Here's my question in code-form:

  • Do I clone the object in the caller and pass the cloned object to the method?
public static void Main()
{
    var foo = new Foo();
    Bar.Baz(foo.DeepClone());
}

public static class Bar
{
    public static void Baz(Foo foo)
    {
        /* ... modifies members in foo ... */
    }
}

public class Foo { /* ... */ }
  • Do I clone the object in the callee?
public static void Main()
{
    var foo = new Foo();
    Bar.Baz(foo);
}

public static class Bar
{
    public static void Baz(Foo foo)
    {
        foo = foo.DeepClone();
        /* ... modifies members in foo ... */
    }
}

public class Foo { /* ... */ }

So, my questions are:

  • What are some good rules of thumb for where to clone objects across languages, but especially in C# and .NET-land?

  • Regardless of the answer(s), what are some good ways to document the behavior of methods that modify arguments, or methods that clone objects?

2

There are 2 answers

6
usr On BEST ANSWER

Is the purpose of the method to mutate the object? Then don't clone inside of the method. You want the side-effects to happen. Usually, the method name would clearly call out the fact that a mutation is expected (e.g. UpdateCustomer).

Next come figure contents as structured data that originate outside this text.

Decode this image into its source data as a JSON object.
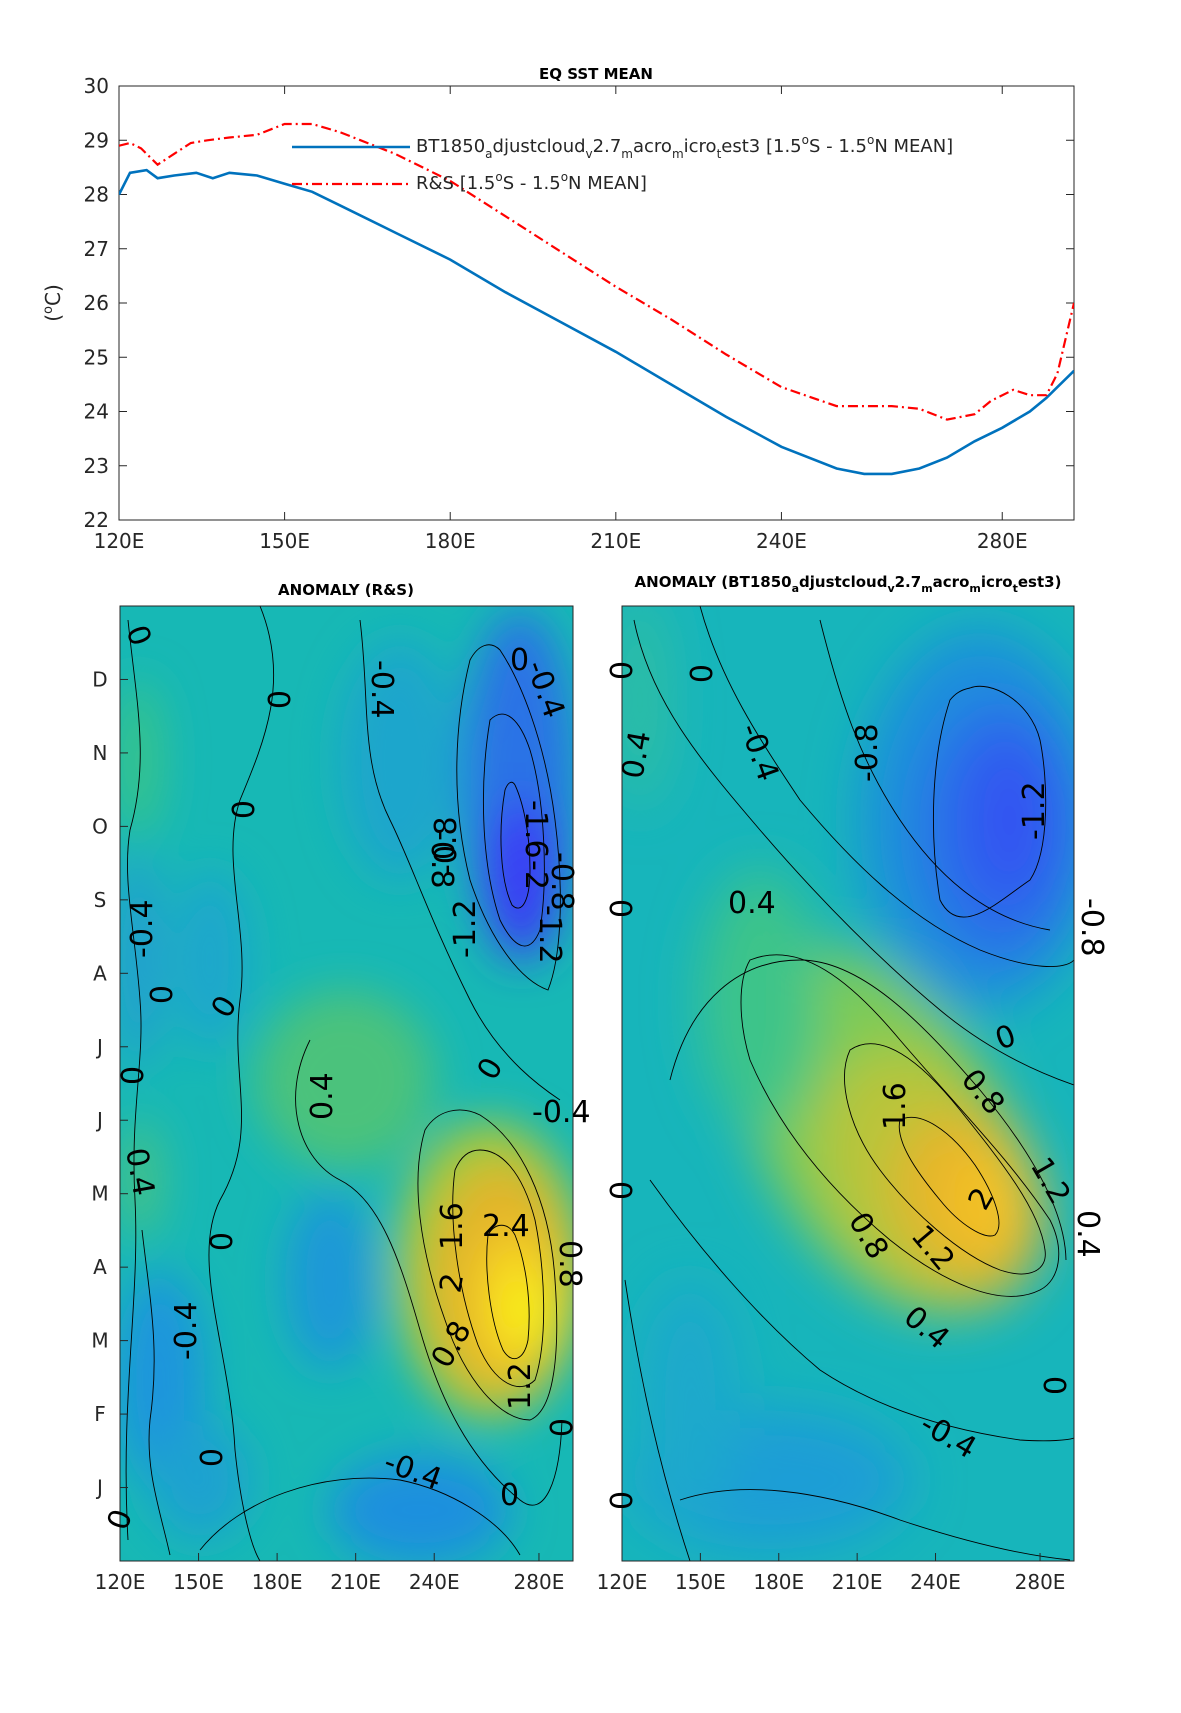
{
  "chart_data": [
    {
      "type": "line",
      "title": "EQ SST MEAN",
      "ylabel": "(°C)",
      "xlabel": "",
      "xlim": [
        120,
        293
      ],
      "ylim": [
        22,
        30
      ],
      "xticks": [
        120,
        150,
        180,
        210,
        240,
        280
      ],
      "xtick_labels": [
        "120E",
        "150E",
        "180E",
        "210E",
        "240E",
        "280E"
      ],
      "yticks": [
        22,
        23,
        24,
        25,
        26,
        27,
        28,
        29,
        30
      ],
      "ytick_labels": [
        "22",
        "23",
        "24",
        "25",
        "26",
        "27",
        "28",
        "29",
        "30"
      ],
      "legend_position": "top-center",
      "series": [
        {
          "name": "BT1850_adjustcloud_v2.7_macro_micro_test3 [1.5°S - 1.5°N MEAN]",
          "color": "#0072BD",
          "style": "solid",
          "x": [
            120,
            122,
            125,
            127,
            130,
            134,
            137,
            140,
            145,
            150,
            155,
            160,
            170,
            180,
            190,
            200,
            210,
            220,
            230,
            240,
            250,
            255,
            260,
            265,
            270,
            275,
            280,
            285,
            288,
            290,
            293
          ],
          "values": [
            28.0,
            28.4,
            28.45,
            28.3,
            28.35,
            28.4,
            28.3,
            28.4,
            28.35,
            28.2,
            28.05,
            27.8,
            27.3,
            26.8,
            26.2,
            25.65,
            25.1,
            24.5,
            23.9,
            23.35,
            22.95,
            22.85,
            22.85,
            22.95,
            23.15,
            23.45,
            23.7,
            24.0,
            24.25,
            24.45,
            24.75
          ]
        },
        {
          "name": "R&S [1.5°S - 1.5°N MEAN]",
          "color": "#FF0000",
          "style": "dash-dot",
          "x": [
            120,
            122,
            124,
            127,
            130,
            133,
            136,
            140,
            145,
            150,
            155,
            160,
            170,
            180,
            190,
            200,
            210,
            220,
            230,
            240,
            250,
            260,
            265,
            270,
            275,
            278,
            282,
            285,
            288,
            290,
            293
          ],
          "values": [
            28.9,
            28.95,
            28.85,
            28.55,
            28.75,
            28.95,
            29.0,
            29.05,
            29.1,
            29.3,
            29.3,
            29.15,
            28.75,
            28.25,
            27.6,
            26.95,
            26.3,
            25.7,
            25.05,
            24.45,
            24.1,
            24.1,
            24.05,
            23.85,
            23.95,
            24.2,
            24.4,
            24.3,
            24.3,
            24.7,
            26.0
          ]
        }
      ]
    },
    {
      "type": "heatmap",
      "title": "ANOMALY (R&S)",
      "xlim": [
        120,
        293
      ],
      "xticks": [
        120,
        150,
        180,
        210,
        240,
        280
      ],
      "xtick_labels": [
        "120E",
        "150E",
        "180E",
        "210E",
        "240E",
        "280E"
      ],
      "ytick_labels": [
        "J",
        "F",
        "M",
        "A",
        "M",
        "J",
        "J",
        "A",
        "S",
        "O",
        "N",
        "D"
      ],
      "colormap": "parula",
      "contour_labels": [
        "0",
        "0",
        "-0.4",
        "0",
        "0",
        "-0.4",
        "-0.8",
        "-1.6",
        "-2",
        "-1.2",
        "-0.8",
        "-0.8",
        "-1.2",
        "-0.4",
        "0",
        "0",
        "0",
        "-0.4",
        "0.4",
        "0",
        "-0.4",
        "0.4",
        "0",
        "1.6",
        "2.4",
        "2",
        "0.8",
        "0.8",
        "1.2",
        "0",
        "-0.4",
        "0",
        "0",
        "0"
      ]
    },
    {
      "type": "heatmap",
      "title": "ANOMALY (BT1850_adjustcloud_v2.7_macro_micro_test3)",
      "xlim": [
        120,
        293
      ],
      "xticks": [
        120,
        150,
        180,
        210,
        240,
        280
      ],
      "xtick_labels": [
        "120E",
        "150E",
        "180E",
        "210E",
        "240E",
        "280E"
      ],
      "colormap": "parula",
      "contour_labels": [
        "0",
        "0.4",
        "-0.4",
        "0",
        "-0.8",
        "-1.2",
        "0.4",
        "0",
        "-0.8",
        "0",
        "0.8",
        "1.6",
        "2",
        "1.2",
        "0",
        "0.8",
        "1.2",
        "0.4",
        "0.4",
        "0",
        "-0.4",
        "0"
      ]
    }
  ]
}
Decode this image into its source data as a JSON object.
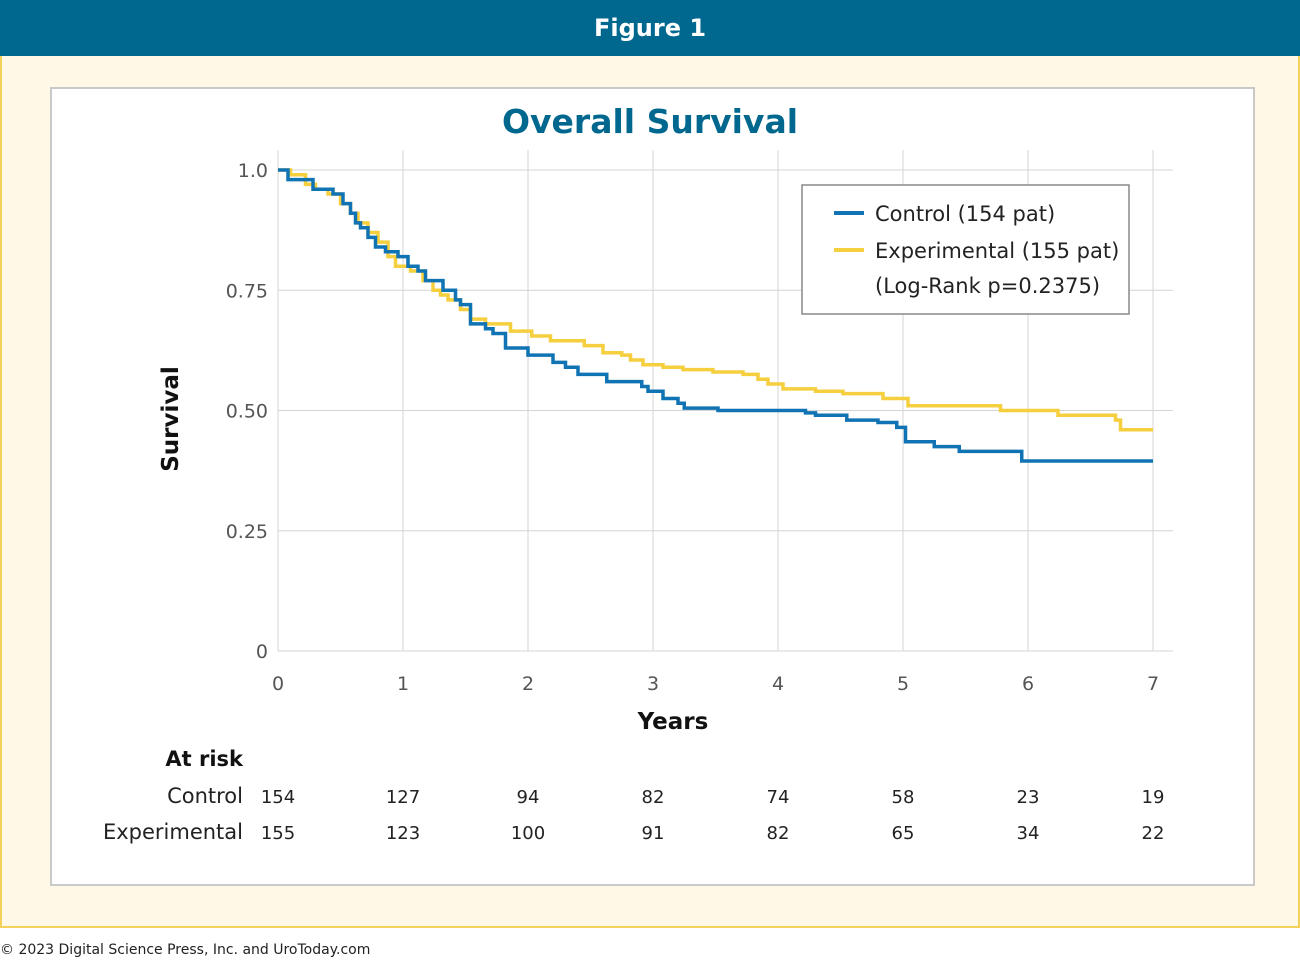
{
  "header": {
    "title": "Figure 1"
  },
  "footer": {
    "text": "© 2023 Digital Science Press, Inc. and UroToday.com"
  },
  "colors": {
    "header_bg": "#00678f",
    "frame_bg": "#fff8e6",
    "frame_border": "#f3d15a",
    "control": "#1073b3",
    "experimental": "#f6cf3e"
  },
  "chart_data": {
    "type": "line",
    "step": true,
    "title": "Overall Survival",
    "xlabel": "Years",
    "ylabel": "Survival",
    "xlim": [
      0,
      7
    ],
    "ylim": [
      0,
      1
    ],
    "x_ticks": [
      "0",
      "1",
      "2",
      "3",
      "4",
      "5",
      "6",
      "7"
    ],
    "y_ticks": [
      "0",
      "0.25",
      "0.50",
      "0.75",
      "1.0"
    ],
    "grid": true,
    "legend": {
      "position": "top-right",
      "items": [
        "Control (154 pat)",
        "Experimental (155 pat)"
      ],
      "note": "(Log-Rank p=0.2375)"
    },
    "series": [
      {
        "name": "Control (154 pat)",
        "x": [
          0,
          0.08,
          0.12,
          0.28,
          0.36,
          0.44,
          0.52,
          0.58,
          0.62,
          0.66,
          0.72,
          0.78,
          0.86,
          0.96,
          1.04,
          1.12,
          1.18,
          1.32,
          1.42,
          1.46,
          1.54,
          1.66,
          1.72,
          1.82,
          2.0,
          2.2,
          2.3,
          2.4,
          2.63,
          2.91,
          2.96,
          3.08,
          3.2,
          3.25,
          3.52,
          4.05,
          4.22,
          4.3,
          4.55,
          4.8,
          4.95,
          5.02,
          5.25,
          5.45,
          5.95,
          7.0
        ],
        "y": [
          1.0,
          0.98,
          0.98,
          0.96,
          0.96,
          0.95,
          0.93,
          0.91,
          0.89,
          0.88,
          0.86,
          0.84,
          0.83,
          0.82,
          0.8,
          0.79,
          0.77,
          0.75,
          0.73,
          0.72,
          0.68,
          0.67,
          0.66,
          0.63,
          0.615,
          0.6,
          0.59,
          0.575,
          0.56,
          0.55,
          0.54,
          0.525,
          0.515,
          0.505,
          0.5,
          0.5,
          0.495,
          0.49,
          0.48,
          0.475,
          0.465,
          0.435,
          0.425,
          0.415,
          0.395,
          0.395
        ]
      },
      {
        "name": "Experimental (155 pat)",
        "x": [
          0,
          0.1,
          0.22,
          0.3,
          0.4,
          0.5,
          0.58,
          0.64,
          0.72,
          0.8,
          0.88,
          0.94,
          1.06,
          1.16,
          1.24,
          1.3,
          1.36,
          1.46,
          1.54,
          1.66,
          1.86,
          2.03,
          2.18,
          2.45,
          2.6,
          2.75,
          2.82,
          2.92,
          3.08,
          3.24,
          3.48,
          3.72,
          3.84,
          3.92,
          4.04,
          4.3,
          4.52,
          4.84,
          5.04,
          5.35,
          5.75,
          5.78,
          6.15,
          6.24,
          6.7,
          6.74,
          7.0
        ],
        "y": [
          1.0,
          0.99,
          0.97,
          0.96,
          0.95,
          0.93,
          0.91,
          0.89,
          0.87,
          0.85,
          0.82,
          0.8,
          0.79,
          0.77,
          0.75,
          0.74,
          0.73,
          0.71,
          0.69,
          0.68,
          0.665,
          0.655,
          0.645,
          0.635,
          0.62,
          0.615,
          0.605,
          0.595,
          0.59,
          0.585,
          0.58,
          0.575,
          0.565,
          0.555,
          0.545,
          0.54,
          0.535,
          0.525,
          0.51,
          0.51,
          0.51,
          0.5,
          0.5,
          0.49,
          0.48,
          0.46,
          0.46
        ]
      }
    ],
    "at_risk": {
      "label": "At risk",
      "rows": [
        {
          "name": "Control",
          "values": [
            "154",
            "127",
            "94",
            "82",
            "74",
            "58",
            "23",
            "19"
          ]
        },
        {
          "name": "Experimental",
          "values": [
            "155",
            "123",
            "100",
            "91",
            "82",
            "65",
            "34",
            "22"
          ]
        }
      ]
    }
  }
}
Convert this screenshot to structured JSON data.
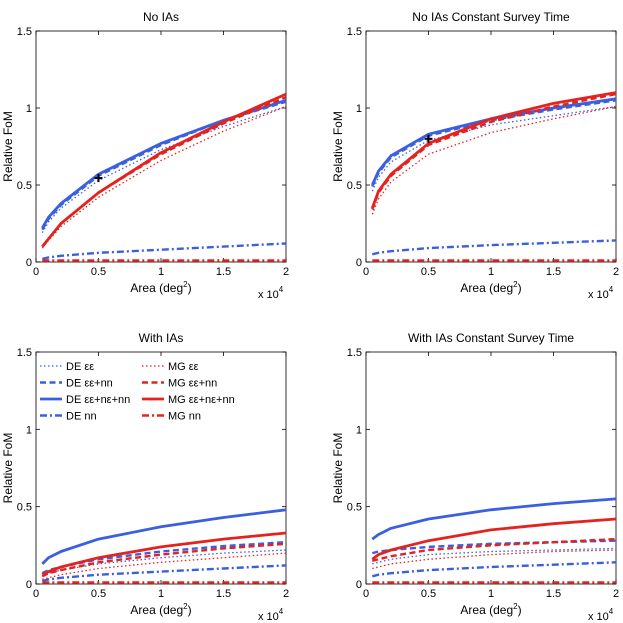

If it is not the explicit purpose of the method to mutate its inputs then the mutation is an implementation detail and the method must see to it that the mutation does not leak out. It can do that by cloning.

Methods should not use their inputs as mere scratch space. Some in the Win32 APIs do that which is horribly confusing.

1
Yaur On

The best way to enforce (and document) constness is to define a read only interface and define your parameter as that interface. Anything that accepts the interface is constant and anything that accepts the full object might mutate the object.

If you are following this approach, the caller should be cloning if it does not want the side effects since we have given permission to the callee to modify the object by passing it a modifiable object.